さっきの話の間もずっと抱き着いてたけど、そんなキャラだっけ、ミレア。
女神だけあって美形な為もあってか、無表情で無機質な表情の彼女を抱きかかえるというのはなんだか、精緻な人形を抱いているようだ。
そのミレアは僕の首に腕を回し抱き着いてくるが、そこでふと僕は気づく。
震えている。微かだが、僕の首に回す手と、寄り添う体は小刻みに震えていた。
「ミレア……」
「少年……ワタシだって……。きゃはは――」
そういうミレアは静かに目を瞑る。
無表情のミレアが瞑ると、表情は見えなくなり美しく見える。
「彼女たちの前に出て、平気でいられる筈がないじゃない……」
きゃはは――。
そう言って瞳開ける彼女は無表情だ。
けれども――まだ震える彼女は確かに人間らしかった。
そこまなのか……。いや、そこまでなのだろう。
300年前、魔王を招いたのは彼女自身だ。それで――国を守る為他国を襲った。
それは、一度他国の女神を蹴落とし支配したということだ。魔王は一度全国統一まであと一歩というところまで行っている。
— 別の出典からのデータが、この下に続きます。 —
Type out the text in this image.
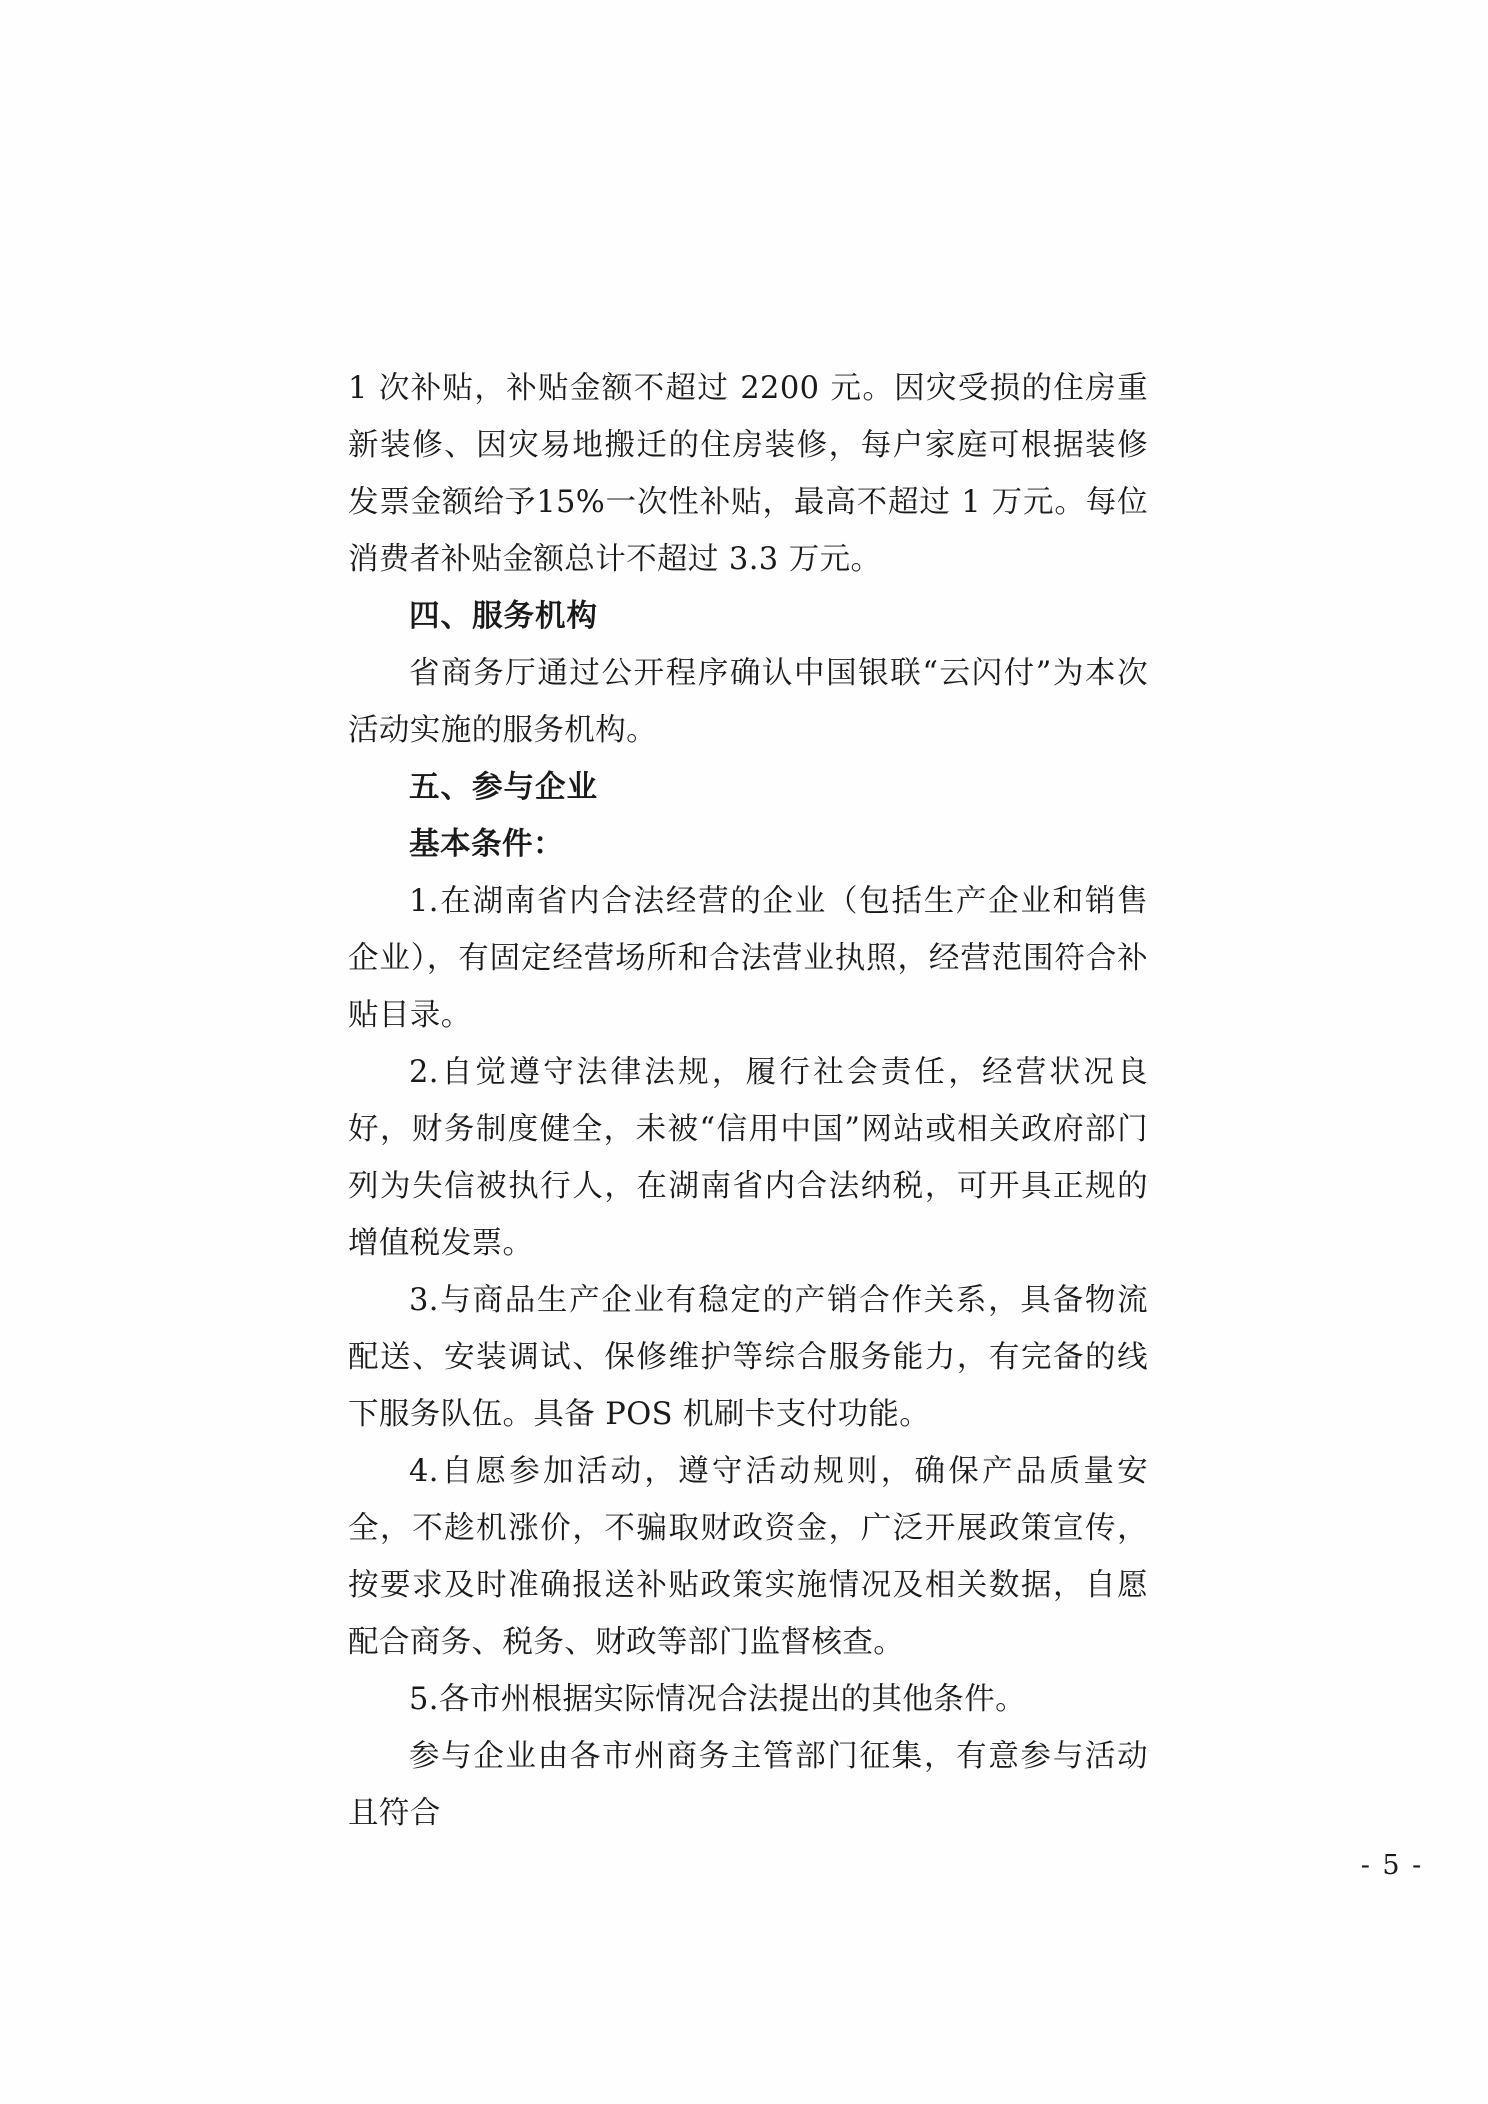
1 次补贴，补贴金额不超过 2200 元。因灾受损的住房重新装修、因灾易地搬迁的住房装修，每户家庭可根据装修发票金额给予15%一次性补贴，最高不超过 1 万元。每位消费者补贴金额总计不超过 3.3 万元。

四、服务机构

省商务厅通过公开程序确认中国银联“云闪付”为本次活动实施的服务机构。

五、参与企业

基本条件：

1.在湖南省内合法经营的企业（包括生产企业和销售企业），有固定经营场所和合法营业执照，经营范围符合补贴目录。

2.自觉遵守法律法规，履行社会责任，经营状况良好，财务制度健全，未被“信用中国”网站或相关政府部门列为失信被执行人，在湖南省内合法纳税，可开具正规的增值税发票。

3.与商品生产企业有稳定的产销合作关系，具备物流配送、安装调试、保修维护等综合服务能力，有完备的线下服务队伍。具备 POS 机刷卡支付功能。

4.自愿参加活动，遵守活动规则，确保产品质量安全，不趁机涨价，不骗取财政资金，广泛开展政策宣传，按要求及时准确报送补贴政策实施情况及相关数据，自愿配合商务、税务、财政等部门监督核查。

5.各市州根据实际情况合法提出的其他条件。

参与企业由各市州商务主管部门征集，有意参与活动且符合

- 5 -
その間、攻め込まれた他の国がどういう扱いを受けたのかは知らないが、まともな扱いはなかったんだろう。奪い支配し、略奪した。
そんな他の女神を凌辱とでも言えよう酷い事をした彼女は、最後には討たれた。
会わせる顔もあるわけがない。お前は悪いことをした、そう周りから言われているようなものだ。そんなこと言われれば、僕だって罪悪感にさいなまられる。なんせ、自分以外のすべてが否定してくるんだ。ここの弱い僕なら、僕が正しいと貫きとおせると思えない。
ミレアもそうなんだろう。国が他を責めなければ衰退してしまう――だから、他の国を責めた。全てを奪うことはいけないことだと分かっていたけれども、そうしないと自分たちが維持をできないから……。
きっと――ミレア自体も間違っていた、そう思っているからこそなのだろう。
そうやって思って、間違ってしまった。間違ってしまったからこそ――合わせる顔はない。怖いんだ――会ってまた否定されるのが、責めらるのが。
一度、責められ、咎められた彼女としては――攻めた国の女神たちの前に出る事さえ場違いだと思ってしまう。
無表情の彼女は、それこそ奇怪ではあったが――確かに、光の女神――マリアが言っている通り人間そのもだ。
苛まれ、恐怖する、そこに頭ではもう危害などないことは分かっていても、体は震えてしまう。
彼女の悪質さは僕自身だ――けれども、ミレアにもミレアの性格という物はある。
今までそんなもの感じたことなかったけど、今になり、初めて僕はそれを目の当たりにした。
その時――奇怪である彼女を初めて、一人の人間のように感じた。